O agronegócio continua a puxar as exportações do Estado. A soja foi o principal produto, representando 28,32% da pauta, seguida pela celulose (27,41%) e pela carne bovina (19,38%). Também se destacaram farelo de soja, carnes de aves e milho.

No lado das importações, o gás natural respondeu por 24,21% do total adquirido pelo Estado. Caldeiras de geradores de vapor corresponderam a 16,74% e álcoois e derivados a 9,65%.

No acumulado do trimestre, a soja assumiu a liderança entre os produtos exportados, substituindo a celulose nessa posição. Em relação às compras externas, o gás natural retomou a posição de principal item importado, após o desempenho de caldeiras ter liderado no bimestre anterior.

A China manteve-se como principal destino das exportações sul-mato-grossenses, com participação de 44,84%. Em seguida vêm Estados Unidos (8,58%), Países Baixos (4,35%) e Itália (3,00%).

A logística de escoamento seguiu concentrada nos portos do Sul e Sudeste. Paranaguá foi responsável por 40,83% das exportações, acompanhado por Santos (38,27%) e São Francisco do Sul (9,37%).

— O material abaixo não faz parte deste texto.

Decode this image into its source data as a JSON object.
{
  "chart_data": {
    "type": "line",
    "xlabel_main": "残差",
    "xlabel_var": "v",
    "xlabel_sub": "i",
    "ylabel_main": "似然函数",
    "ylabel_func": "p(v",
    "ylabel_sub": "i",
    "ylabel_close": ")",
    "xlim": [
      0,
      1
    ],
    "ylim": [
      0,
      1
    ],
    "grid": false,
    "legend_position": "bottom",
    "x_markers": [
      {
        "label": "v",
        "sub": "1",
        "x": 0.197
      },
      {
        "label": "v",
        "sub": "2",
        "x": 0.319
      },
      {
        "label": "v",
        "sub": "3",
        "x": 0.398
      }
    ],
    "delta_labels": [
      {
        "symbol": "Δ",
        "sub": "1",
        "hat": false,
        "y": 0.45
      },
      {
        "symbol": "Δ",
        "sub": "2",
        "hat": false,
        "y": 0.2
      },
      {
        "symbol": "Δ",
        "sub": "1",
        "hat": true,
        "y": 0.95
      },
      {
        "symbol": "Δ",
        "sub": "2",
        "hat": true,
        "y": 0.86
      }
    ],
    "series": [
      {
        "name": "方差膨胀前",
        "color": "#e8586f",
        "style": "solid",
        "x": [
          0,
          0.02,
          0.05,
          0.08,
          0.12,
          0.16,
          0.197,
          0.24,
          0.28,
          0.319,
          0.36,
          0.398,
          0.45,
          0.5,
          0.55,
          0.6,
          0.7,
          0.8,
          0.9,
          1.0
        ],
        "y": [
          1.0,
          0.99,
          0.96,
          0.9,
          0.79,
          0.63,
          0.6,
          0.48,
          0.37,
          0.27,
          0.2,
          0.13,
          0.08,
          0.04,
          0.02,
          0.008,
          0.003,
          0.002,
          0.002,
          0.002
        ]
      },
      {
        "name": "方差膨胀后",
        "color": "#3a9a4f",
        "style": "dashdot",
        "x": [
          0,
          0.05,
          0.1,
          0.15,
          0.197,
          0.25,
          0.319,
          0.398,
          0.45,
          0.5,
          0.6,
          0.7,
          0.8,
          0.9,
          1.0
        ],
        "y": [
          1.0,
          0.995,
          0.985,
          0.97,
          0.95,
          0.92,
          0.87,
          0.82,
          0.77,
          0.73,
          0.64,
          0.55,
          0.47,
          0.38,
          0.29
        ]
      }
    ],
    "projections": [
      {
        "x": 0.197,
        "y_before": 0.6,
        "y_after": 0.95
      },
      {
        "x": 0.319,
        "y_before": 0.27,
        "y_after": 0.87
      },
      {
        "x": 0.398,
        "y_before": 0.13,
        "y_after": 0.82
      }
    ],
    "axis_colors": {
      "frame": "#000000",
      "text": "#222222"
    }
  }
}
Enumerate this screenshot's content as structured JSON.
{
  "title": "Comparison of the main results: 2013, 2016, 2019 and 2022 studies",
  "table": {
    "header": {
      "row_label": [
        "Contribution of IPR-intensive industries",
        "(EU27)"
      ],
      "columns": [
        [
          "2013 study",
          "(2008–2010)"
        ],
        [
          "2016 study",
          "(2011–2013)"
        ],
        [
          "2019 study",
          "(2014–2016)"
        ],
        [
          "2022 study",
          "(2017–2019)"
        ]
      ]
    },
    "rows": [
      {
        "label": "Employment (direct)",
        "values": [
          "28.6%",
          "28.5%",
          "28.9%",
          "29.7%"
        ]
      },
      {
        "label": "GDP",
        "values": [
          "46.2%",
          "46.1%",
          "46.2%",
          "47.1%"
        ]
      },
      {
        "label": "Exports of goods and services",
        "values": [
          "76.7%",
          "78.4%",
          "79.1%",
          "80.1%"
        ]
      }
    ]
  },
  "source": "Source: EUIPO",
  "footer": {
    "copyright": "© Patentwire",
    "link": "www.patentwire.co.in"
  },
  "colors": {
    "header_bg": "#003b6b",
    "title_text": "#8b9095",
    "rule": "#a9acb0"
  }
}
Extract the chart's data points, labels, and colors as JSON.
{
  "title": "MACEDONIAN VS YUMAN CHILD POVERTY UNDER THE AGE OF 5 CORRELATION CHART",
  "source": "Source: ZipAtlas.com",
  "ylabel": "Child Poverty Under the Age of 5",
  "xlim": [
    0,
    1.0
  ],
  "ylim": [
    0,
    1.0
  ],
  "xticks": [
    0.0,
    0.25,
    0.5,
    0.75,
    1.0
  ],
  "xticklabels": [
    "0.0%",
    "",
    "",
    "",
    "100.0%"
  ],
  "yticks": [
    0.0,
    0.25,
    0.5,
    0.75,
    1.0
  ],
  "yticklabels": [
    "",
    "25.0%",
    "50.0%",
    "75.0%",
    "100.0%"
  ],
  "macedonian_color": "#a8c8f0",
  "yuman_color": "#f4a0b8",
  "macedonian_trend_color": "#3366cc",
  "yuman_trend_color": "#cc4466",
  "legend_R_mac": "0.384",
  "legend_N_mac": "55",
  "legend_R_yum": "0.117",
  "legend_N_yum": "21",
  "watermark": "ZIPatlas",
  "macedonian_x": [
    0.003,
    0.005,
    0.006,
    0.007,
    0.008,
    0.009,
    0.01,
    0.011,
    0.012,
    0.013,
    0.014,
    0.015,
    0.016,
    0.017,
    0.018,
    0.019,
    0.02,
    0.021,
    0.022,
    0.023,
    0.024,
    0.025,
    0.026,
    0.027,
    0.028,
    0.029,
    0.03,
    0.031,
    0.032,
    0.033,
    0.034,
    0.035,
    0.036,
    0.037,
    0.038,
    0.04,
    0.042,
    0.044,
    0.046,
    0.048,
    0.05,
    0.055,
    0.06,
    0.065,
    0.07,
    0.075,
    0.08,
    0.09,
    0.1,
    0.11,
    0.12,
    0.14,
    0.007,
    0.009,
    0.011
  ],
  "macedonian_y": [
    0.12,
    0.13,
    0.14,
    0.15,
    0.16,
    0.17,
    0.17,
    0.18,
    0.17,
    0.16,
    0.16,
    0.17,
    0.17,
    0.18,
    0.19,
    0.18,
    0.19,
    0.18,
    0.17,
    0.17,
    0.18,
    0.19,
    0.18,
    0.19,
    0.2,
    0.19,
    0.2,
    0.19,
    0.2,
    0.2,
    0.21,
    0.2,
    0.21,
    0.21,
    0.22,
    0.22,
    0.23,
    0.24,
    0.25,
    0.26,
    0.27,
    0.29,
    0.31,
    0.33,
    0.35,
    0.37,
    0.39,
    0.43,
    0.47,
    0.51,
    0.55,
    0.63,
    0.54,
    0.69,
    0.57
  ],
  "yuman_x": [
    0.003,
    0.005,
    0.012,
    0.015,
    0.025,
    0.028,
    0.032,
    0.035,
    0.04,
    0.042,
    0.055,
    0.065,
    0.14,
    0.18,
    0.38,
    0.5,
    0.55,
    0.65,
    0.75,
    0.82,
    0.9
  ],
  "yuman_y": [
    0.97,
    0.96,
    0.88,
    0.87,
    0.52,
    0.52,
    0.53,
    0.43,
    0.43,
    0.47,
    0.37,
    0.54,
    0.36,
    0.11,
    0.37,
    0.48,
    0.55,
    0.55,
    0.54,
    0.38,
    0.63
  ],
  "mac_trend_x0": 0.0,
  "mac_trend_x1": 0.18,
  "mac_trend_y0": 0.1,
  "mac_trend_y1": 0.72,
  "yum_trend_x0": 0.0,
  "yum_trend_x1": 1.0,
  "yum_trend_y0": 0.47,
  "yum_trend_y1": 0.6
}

Entre os municípios, Três Lagoas liderou as exportações do Estado, com 18,94% do total, seguida por Ribas do Rio Pardo (12,01%), Dourados (9,87%) e Campo Grande (7,59%).

Por setores, a indústria de transformação registrou queda nos preços (-3,0%) e no volume exportado (-2,68%). A indústria extrativa teve forte redução nos preços (-45,29%) e crescimento expressivo no volume exportado (42,36%). O segmento classificado como outros produtos apresentou elevação de 7,16% nos preços e aumento de 34,97% no volume.

A cotação média do dólar em março de 2026 foi de R$ 5,23, alta de 0,59% em relação a fevereiro e recuo de 8,96% frente a março de 2025.

A série histórica aponta que Mato Grosso do Sul mantém padrão consistente de superávits comerciais desde 2015, com exportações superiores às importações, impulsionadas principalmente por commodities agrícolas e produtos industriais.